Three decades of tax-free allowances

From 2014-15 the annual allowance, per person, for an ISA is £15,000. Since the introduction of PEPs and TESSAs in 1986 and 1990, there has been no shortage of vehicles to protect savings from tax. Those allowances accumulate each year. Careful use of the allowances comfortably give a saver over £100,000 of tax-free savings. From 2014-15, wealthy savers will be able to put aside more than a full-time minimum wage, with no tax to pay on the interest.

Perverse incentives

Tax on savings creates strange incentives. A small allowance makes one reluctant to withdraw savings for fear of losing the privilege for ever.

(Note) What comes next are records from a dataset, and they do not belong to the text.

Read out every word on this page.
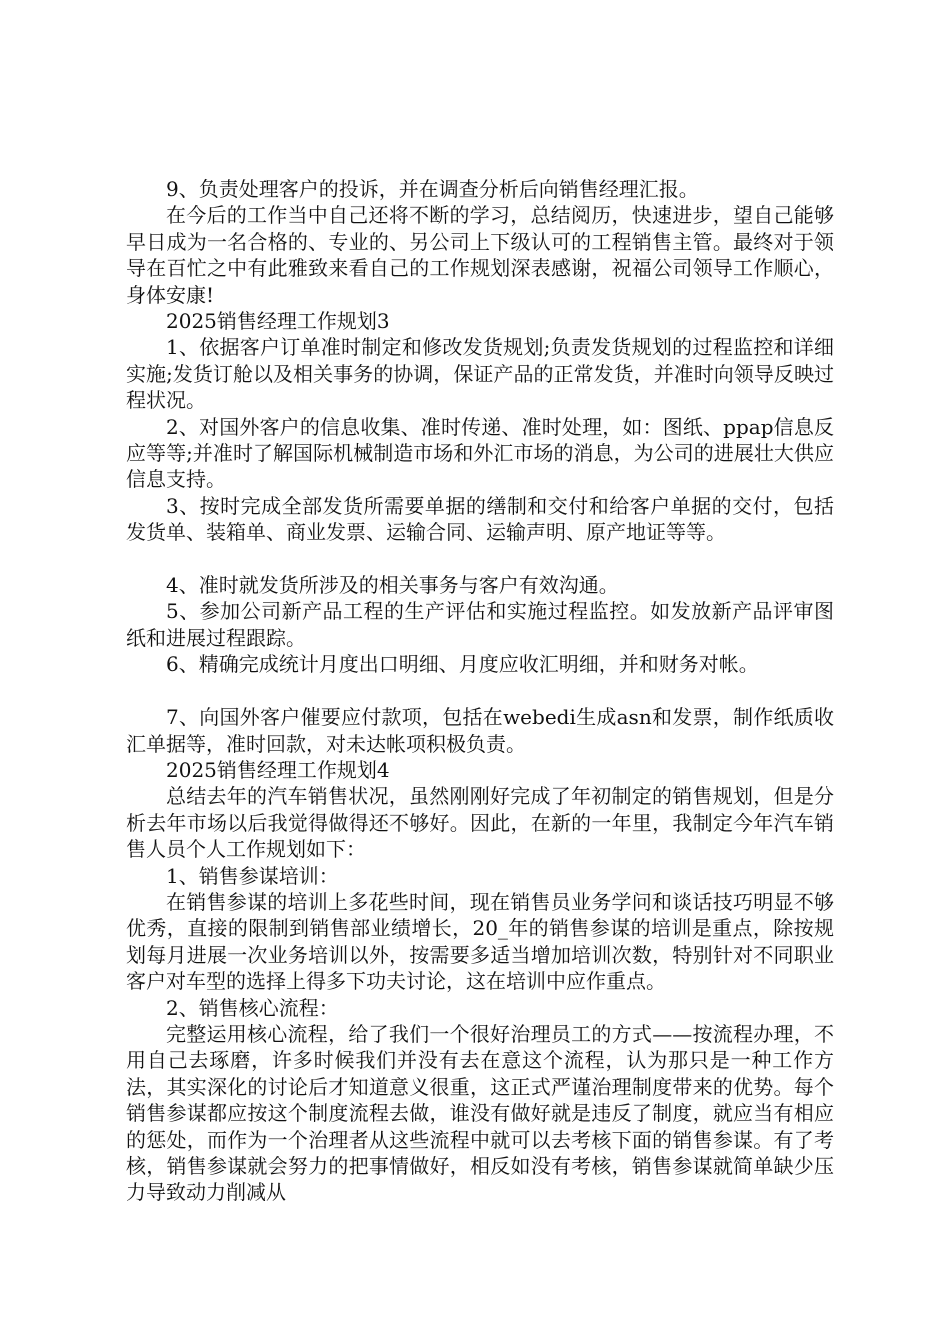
9、负责处理客户的投诉，并在调查分析后向销售经理汇报。

在今后的工作当中自己还将不断的学习，总结阅历，快速进步，望自己能够早日成为一名合格的、专业的、另公司上下级认可的工程销售主管。最终对于领导在百忙之中有此雅致来看自己的工作规划深表感谢，祝福公司领导工作顺心，身体安康!

2025销售经理工作规划3

1、依据客户订单准时制定和修改发货规划;负责发货规划的过程监控和详细实施;发货订舱以及相关事务的协调，保证产品的正常发货，并准时向领导反映过程状况。

2、对国外客户的信息收集、准时传递、准时处理，如：图纸、ppap信息反应等等;并准时了解国际机械制造市场和外汇市场的消息，为公司的进展壮大供应信息支持。

3、按时完成全部发货所需要单据的缮制和交付和给客户单据的交付，包括发货单、装箱单、商业发票、运输合同、运输声明、原产地证等等。

4、准时就发货所涉及的相关事务与客户有效沟通。

5、参加公司新产品工程的生产评估和实施过程监控。如发放新产品评审图纸和进展过程跟踪。

6、精确完成统计月度出口明细、月度应收汇明细，并和财务对帐。

7、向国外客户催要应付款项，包括在webedi生成asn和发票，制作纸质收汇单据等，准时回款，对未达帐项积极负责。

2025销售经理工作规划4

总结去年的汽车销售状况，虽然刚刚好完成了年初制定的销售规划，但是分析去年市场以后我觉得做得还不够好。因此，在新的一年里，我制定今年汽车销售人员个人工作规划如下：

1、销售参谋培训：

在销售参谋的培训上多花些时间，现在销售员业务学问和谈话技巧明显不够优秀，直接的限制到销售部业绩增长，20_年的销售参谋的培训是重点，除按规划每月进展一次业务培训以外，按需要多适当增加培训次数，特别针对不同职业客户对车型的选择上得多下功夫讨论，这在培训中应作重点。

2、销售核心流程：

完整运用核心流程，给了我们一个很好治理员工的方式——按流程办理，不用自己去琢磨，许多时候我们并没有去在意这个流程，认为那只是一种工作方法，其实深化的讨论后才知道意义很重，这正式严谨治理制度带来的优势。每个销售参谋都应按这个制度流程去做，谁没有做好就是违反了制度，就应当有相应的惩处，而作为一个治理者从这些流程中就可以去考核下面的销售参谋。有了考核，销售参谋就会努力的把事情做好，相反如没有考核，销售参谋就简单缺少压力导致动力削减从
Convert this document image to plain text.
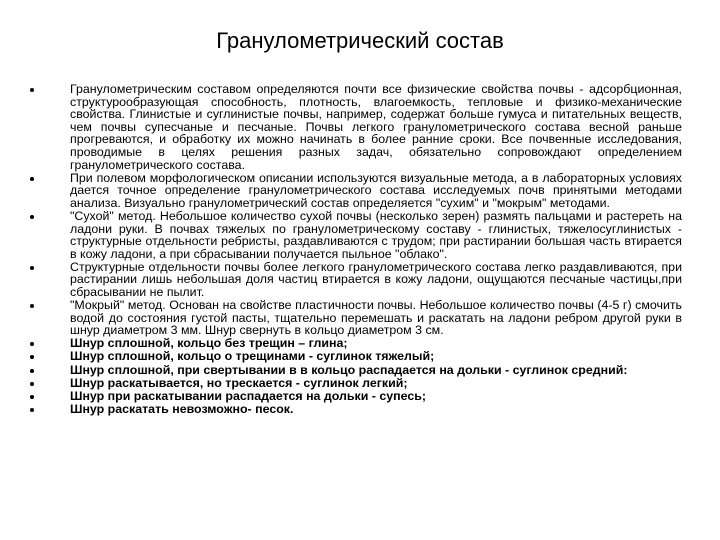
Гранулометрический состав
Гранулометрическим составом определяются почти все физические свойства почвы - адсорбционная, структурообразующая способность, плотность, влагоемкость, тепловые и физико-механические свойства. Глинистые и суглинистые почвы, например, содержат больше гумуса и питательных веществ, чем почвы супесчаные и песчаные. Почвы легкого гранулометрического состава весной раньше прогреваются, и обработку их можно начинать в более ранние сроки. Все почвенные исследования, проводимые в целях решения разных задач, обязательно сопровождают определением гранулометрического состава.
При полевом морфологическом описании используются визуальные метода, а в лабораторных условиях дается точное определение гранулометрического состава исследуемых почв принятыми методами анализа. Визуально гранулометрический состав определяется "сухим" и "мокрым" методами.
"Сухой" метод. Небольшое количество сухой почвы (несколько зерен) размять пальцами и растереть на ладони руки. В почвах тяжелых по гранулометрическому составу - глинистых, тяжелосуглинистых - структурные отдельности ребристы, раздавливаются с трудом; при растирании большая часть втирается в кожу ладони, а при сбрасывании получается пыльное "облако".
Структурные отдельности почвы более легкого гранулометрического состава легко раздавливаются, при растирании лишь небольшая доля частиц втирается в кожу ладони, ощущаются песчаные частицы,при сбрасывании не пылит.
"Мокрый" метод. Основан на свойстве пластичности почвы. Небольшое количество почвы (4-5 г) смочить водой до состояния густой пасты, тщательно перемешать и раскатать на ладони ребром другой руки в шнур диаметром 3 мм. Шнур свернуть в кольцо диаметром 3 см.
Шнур сплошной, кольцо без трещин – глина;
Шнур сплошной, кольцо о трещинами - суглинок тяжелый;
Шнур сплошной, при свертывании в в кольцо распадается на дольки - суглинок средний:
Шнур раскатывается, но трескается - суглинок легкий;
Шнур при раскатывании распадается на дольки - супесь;
Шнур раскатать невозможно- песок.
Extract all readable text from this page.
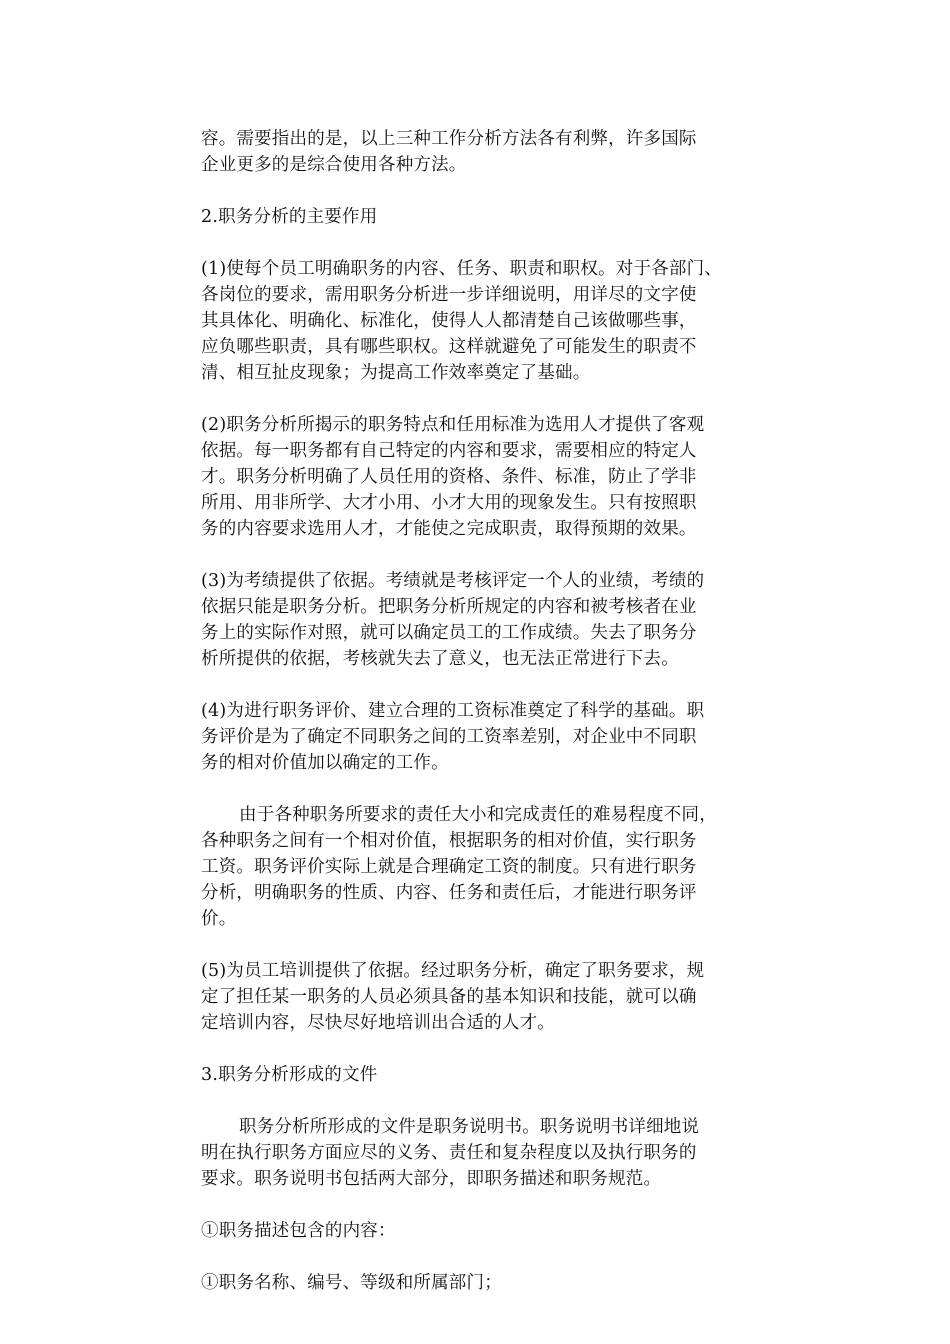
容。需要指出的是，以上三种工作分析方法各有利弊，许多国际
企业更多的是综合使用各种方法。
2.职务分析的主要作用
(1)使每个员工明确职务的内容、任务、职责和职权。对于各部门、
各岗位的要求，需用职务分析进一步详细说明，用详尽的文字使
其具体化、明确化、标准化，使得人人都清楚自己该做哪些事，
应负哪些职责，具有哪些职权。这样就避免了可能发生的职责不
清、相互扯皮现象；为提高工作效率奠定了基础。
(2)职务分析所揭示的职务特点和任用标准为选用人才提供了客观
依据。每一职务都有自己特定的内容和要求，需要相应的特定人
才。职务分析明确了人员任用的资格、条件、标准，防止了学非
所用、用非所学、大才小用、小才大用的现象发生。只有按照职
务的内容要求选用人才，才能使之完成职责，取得预期的效果。
(3)为考绩提供了依据。考绩就是考核评定一个人的业绩，考绩的
依据只能是职务分析。把职务分析所规定的内容和被考核者在业
务上的实际作对照，就可以确定员工的工作成绩。失去了职务分
析所提供的依据，考核就失去了意义，也无法正常进行下去。
(4)为进行职务评价、建立合理的工资标准奠定了科学的基础。职
务评价是为了确定不同职务之间的工资率差别，对企业中不同职
务的相对价值加以确定的工作。
由于各种职务所要求的责任大小和完成责任的难易程度不同，
各种职务之间有一个相对价值，根据职务的相对价值，实行职务
工资。职务评价实际上就是合理确定工资的制度。只有进行职务
分析，明确职务的性质、内容、任务和责任后，才能进行职务评
价。
(5)为员工培训提供了依据。经过职务分析，确定了职务要求，规
定了担任某一职务的人员必须具备的基本知识和技能，就可以确
定培训内容，尽快尽好地培训出合适的人才。
3.职务分析形成的文件
职务分析所形成的文件是职务说明书。职务说明书详细地说
明在执行职务方面应尽的义务、责任和复杂程度以及执行职务的
要求。职务说明书包括两大部分，即职务描述和职务规范。
①职务描述包含的内容：
①职务名称、编号、等级和所属部门；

Meagre returns can look better than genuine investments simply because of their tax status, so some bad decisions get taken. The immense marketing effort among financial services companies that surrounds the end of each tax year leaves me wondering who is the major beneficiary of these investments. Providers only need to offer a gross return marginally better than net returns elsewhere.

Savings as an alternative to welfare

Tax on interest is only really intended to guard against avoidance by people that can engineer their remuneration in the form of interest rather than salary. In other respects, a healthy level of saving lets people protect themselves against temporary financial shocks. Buttressed with a modicum of savings and, better still, a supportive spouse, an unemployed worker from middle earnings may well survive until finding the next job without even visiting the job centre. From a vantage point of earning a salary, only housing benefit looks like an enviable quantity. The rest is a lot of hassle for little money.

The Chancellor needs to rethink his attitude to savings in the light of this comparison. The level of individual savings worth encouraging with tax advantages should be commensurate with the savings allowed before tapering means-tested benefits. At £16,000 of savings, a benefit recipient is deemed to receive £40 per week, plus an initial disregarded sum of £24. At a more realistic 1% interest rate, that weekly income requires not just £16,000 but over £300,000. If that looks like too much, it is largely because savers have been receiving only derisory interest for some years. When easy-to-access savings are once again paying around 4% and are ahead of inflation, the economy will be a step closer to being rebalanced. Until then, we should remember that savings are the individual alternative to welfare. If we force people not to save so they can qualify for benefits, then we trap them in the safety net.